Friday, July 27, 2007

Why does a mortgage require an appraisal?

Young adults who are buying a house for the first time must wonder why an appraisal is even required. Appraisers these days openly ask how much the appraisal needs to be in order to make the deal work and then make sure the appraisal is for that amount. What is the point?

If you are under 30 or so it might surprise you to learn that it used to be in the bank’s interest not to write a mortgage for more than 80% of the house’s true value and not to write a mortgage requiring payments that the borrower could not afford. This was in the days when banks did not sell the mortgages they wrote to third parties and the bank would get the house back if the borrower defaulted. Obviously in those days the bank needed the appraisal of the house’s value to be accurate; otherwise they could end up repossessing a house worth less than the amount they were out on it – not a good situation

No one involved in writing and approving a mortgage these days cares whether the mortgage will eventually go into default because the mortgage will be sold to someone else. The people writing and approving the mortgage suffer no negative consequences whatsoever if the mortgage is eventually defaulted. Their incentive is to write as many mortgages and sell as many homes as possible.

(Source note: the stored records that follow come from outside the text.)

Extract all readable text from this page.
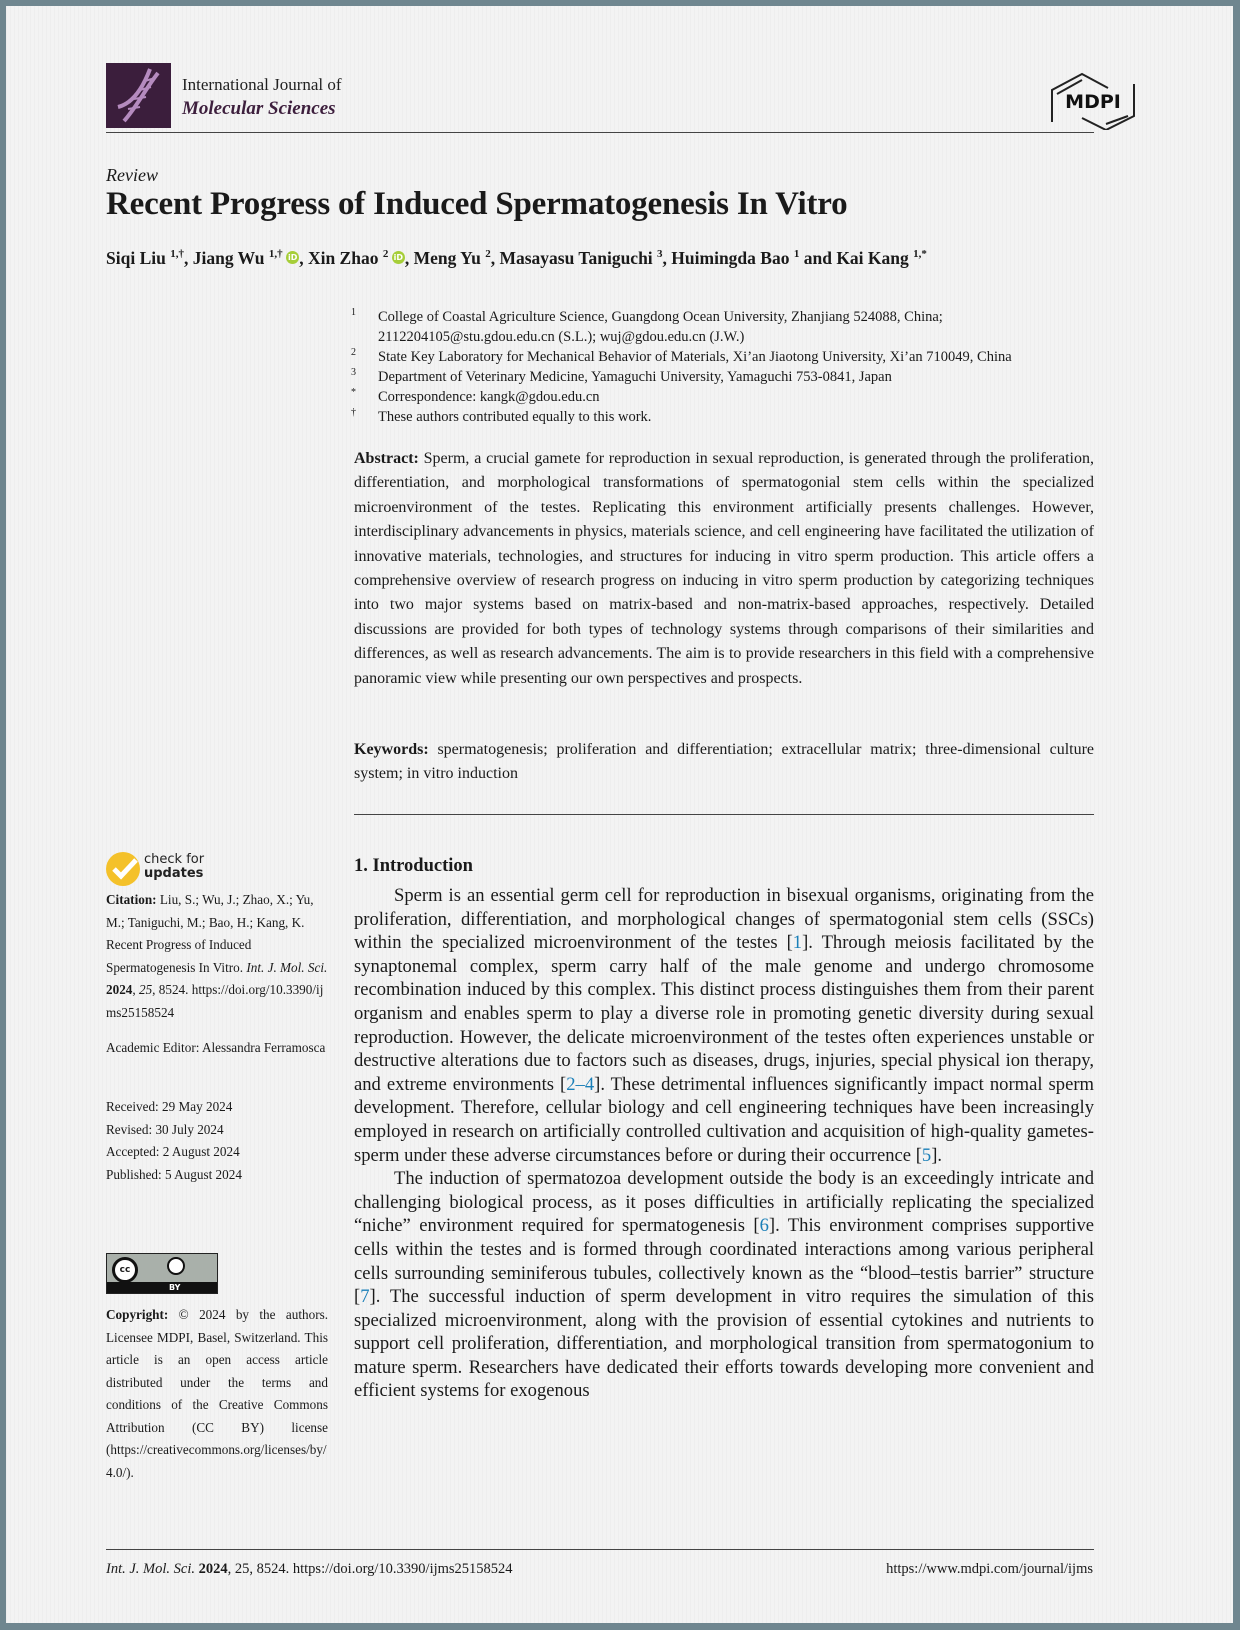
International Journal of
Molecular Sciences	MDPI
Review
Recent Progress of Induced Spermatogenesis In Vitro
Siqi Liu $^{1,\dagger}$, Jiang Wu $^{1,\dagger}$  iD , Xin Zhao $^2$  iD , Meng Yu $^2$, Masayasu Taniguchi $^3$, Huimingda Bao $^1$ and Kai Kang $^{1,*}$
1 College of Coastal Agriculture Science, Guangdong Ocean University, Zhanjiang 524088, China;
2112204105@stu.gdou.edu.cn (S.L.); wuj@gdou.edu.cn (J.W.)
2 State Key Laboratory for Mechanical Behavior of Materials, Xi’an Jiaotong University, Xi’an 710049, China
3 Department of Veterinary Medicine, Yamaguchi University, Yamaguchi 753-0841, Japan
* Correspondence: kangk@gdou.edu.cn
† These authors contributed equally to this work.
Abstract: Sperm, a crucial gamete for reproduction in sexual reproduction, is generated through the proliferation, differentiation, and morphological transformations of spermatogonial stem cells within the specialized microenvironment of the testes. Replicating this environment artificially presents challenges. However, interdisciplinary advancements in physics, materials science, and cell engineering have facilitated the utilization of innovative materials, technologies, and structures for inducing in vitro sperm production. This article offers a comprehensive overview of research progress on inducing in vitro sperm production by categorizing techniques into two major systems based on matrix-based and non-matrix-based approaches, respectively. Detailed discussions are provided for both types of technology systems through comparisons of their similarities and differences, as well as research advancements. The aim is to provide researchers in this field with a comprehensive panoramic view while presenting our own perspectives and prospects.
Keywords: spermatogenesis; proliferation and differentiation; extracellular matrix; three-dimensional culture system; in vitro induction
check for
updates
Citation: Liu, S.; Wu, J.; Zhao, X.; Yu, M.; Taniguchi, M.; Bao, H.; Kang, K. Recent Progress of Induced Spermatogenesis In Vitro. Int. J. Mol. Sci. 2024, 25, 8524. https://doi.org/10.3390/ijms25158524
Academic Editor: Alessandra Ferramosca
Received: 29 May 2024
Revised: 30 July 2024
Accepted: 2 August 2024
Published: 5 August 2024
cc
BY
Copyright: © 2024 by the authors. Licensee MDPI, Basel, Switzerland. This article is an open access article distributed under the terms and conditions of the Creative Commons Attribution (CC BY) license (https://creativecommons.org/licenses/by/4.0/).
1. Introduction
Sperm is an essential germ cell for reproduction in bisexual organisms, originating from the proliferation, differentiation, and morphological changes of spermatogonial stem cells (SSCs) within the specialized microenvironment of the testes [1]. Through meiosis facilitated by the synaptonemal complex, sperm carry half of the male genome and undergo chromosome recombination induced by this complex. This distinct process distinguishes them from their parent organism and enables sperm to play a diverse role in promoting genetic diversity during sexual reproduction. However, the delicate microenvironment of the testes often experiences unstable or destructive alterations due to factors such as diseases, drugs, injuries, special physical ion therapy, and extreme environments [2–4]. These detrimental influences significantly impact normal sperm development. Therefore, cellular biology and cell engineering techniques have been increasingly employed in research on artificially controlled cultivation and acquisition of high-quality gametes-sperm under these adverse circumstances before or during their occurrence [5].
The induction of spermatozoa development outside the body is an exceedingly intricate and challenging biological process, as it poses difficulties in artificially replicating the specialized “niche” environment required for spermatogenesis [6]. This environment comprises supportive cells within the testes and is formed through coordinated interactions among various peripheral cells surrounding seminiferous tubules, collectively known as the “blood–testis barrier” structure [7]. The successful induction of sperm development in vitro requires the simulation of this specialized microenvironment, along with the provision of essential cytokines and nutrients to support cell proliferation, differentiation, and morphological transition from spermatogonium to mature sperm. Researchers have dedicated their efforts towards developing more convenient and efficient systems for exogenous
Int. J. Mol. Sci. 2024, 25, 8524. https://doi.org/10.3390/ijms25158524	https://www.mdpi.com/journal/ijms
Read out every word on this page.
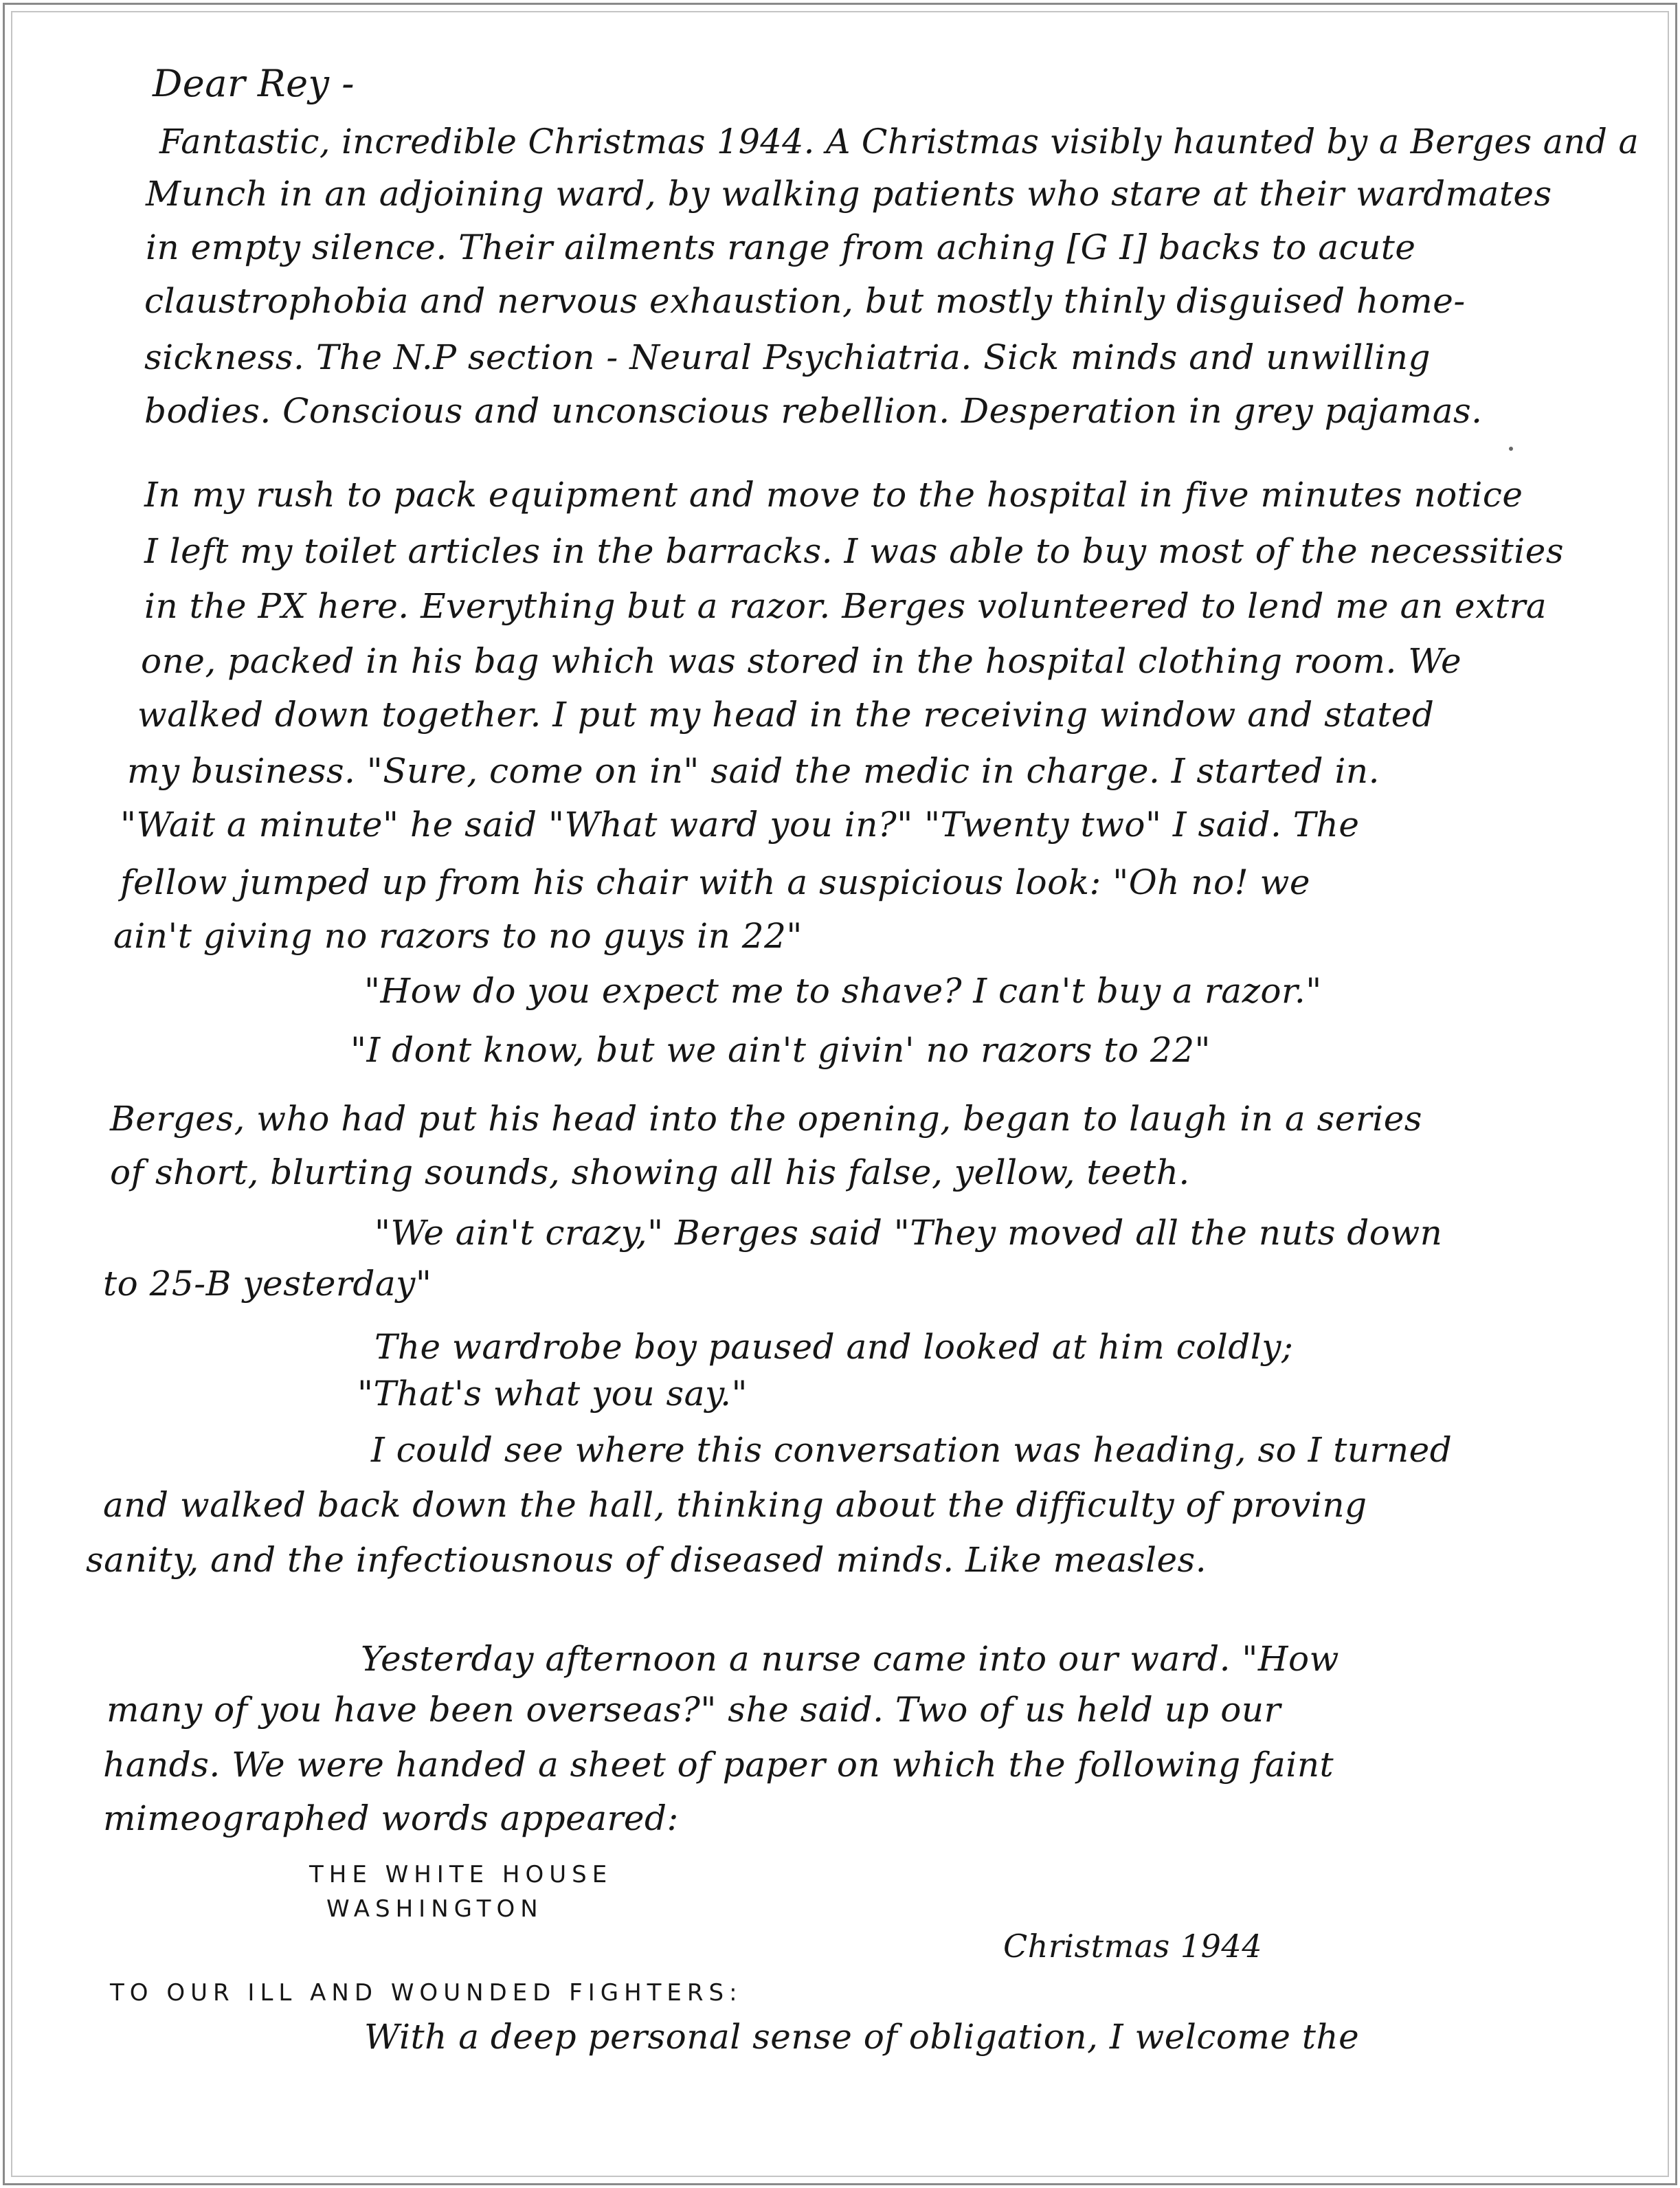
Dear Rey -
Fantastic, incredible Christmas 1944. A Christmas visibly haunted by a Berges and a
Munch in an adjoining ward, by walking patients who stare at their wardmates
in empty silence. Their ailments range from aching [G I] backs to acute
claustrophobia and nervous exhaustion, but mostly thinly disguised home-
sickness. The N.P section - Neural Psychiatria. Sick minds and unwilling
bodies. Conscious and unconscious rebellion. Desperation in grey pajamas.
In my rush to pack equipment and move to the hospital in five minutes notice
I left my toilet articles in the barracks. I was able to buy most of the necessities
in the PX here. Everything but a razor. Berges volunteered to lend me an extra
one, packed in his bag which was stored in the hospital clothing room. We
walked down together. I put my head in the receiving window and stated
my business. "Sure, come on in" said the medic in charge. I started in.
"Wait a minute" he said "What ward you in?" "Twenty two" I said. The
fellow jumped up from his chair with a suspicious look: "Oh no! we
ain't giving no razors to no guys in 22"
"How do you expect me to shave? I can't buy a razor."
"I dont know, but we ain't givin' no razors to 22"
Berges, who had put his head into the opening, began to laugh in a series
of short, blurting sounds, showing all his false, yellow, teeth.
"We ain't crazy," Berges said "They moved all the nuts down
to 25-B yesterday"
The wardrobe boy paused and looked at him coldly;
"That's what you say."
I could see where this conversation was heading, so I turned
and walked back down the hall, thinking about the difficulty of proving
sanity, and the infectiousnous of diseased minds. Like measles.
Yesterday afternoon a nurse came into our ward. "How
many of you have been overseas?" she said. Two of us held up our
hands. We were handed a sheet of paper on which the following faint
mimeographed words appeared:
THE WHITE HOUSE
WASHINGTON
Christmas 1944
TO OUR ILL AND WOUNDED FIGHTERS:
With a deep personal sense of obligation, I welcome the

So the appraiser is hired but the people hiring and paying her/him not only do not care whether the appraisal is accurate, they actually have an incentive that the appraisal be fudged upward so that the deal can work.

As a result there are a lot of people out there owning more on their houses than the houses are worth. In a lot of these cases the payments are more than the borrower can afford. The procedures and regulations that used to be in place to prevent these situations have been removed, ignored or subverted. And the media is not raising an alarm about this situation because the international corporations of which they are a part comprise the system that created it.

Small government conservatives like to complain that government is wasteful and inefficient, setting up layers of meaningless bureaucratic overhead, but this situation in which an appraisal is required but it is not required to be accurate was created by our free enterprise (capitalism) system. Health insurance companies that hire people to dispute and deny claims because that is more profitable then simply paying the claims are also part of our free enterprise system.

Do you get the impression that our society is headed towards a catastrophe but no one is paying attention?

2 comments:

Ellen Beth Gill said...

Hi Dave. Good post.

I wanted to make you aware of a relatively recent case in which the investment house that put together the packages of loans for the secondary market was adjudicated liable for a predatory lending scheme. It's a Ninth Circuit case, but our fine Illinois Attorney General had her litigation team helping on this one. Here are some of the details.

Anonymous said...

I am a loan officer from a local non-profit organization and when we finance a property we refuse to tell the appraiser the amount of the purchase until after they have estimated a value of the property. That way we as the bank know how much it's really worth, and the family buying the property knows that they could sell the property for more than the loan amount. More and more ethical lenders are doing it.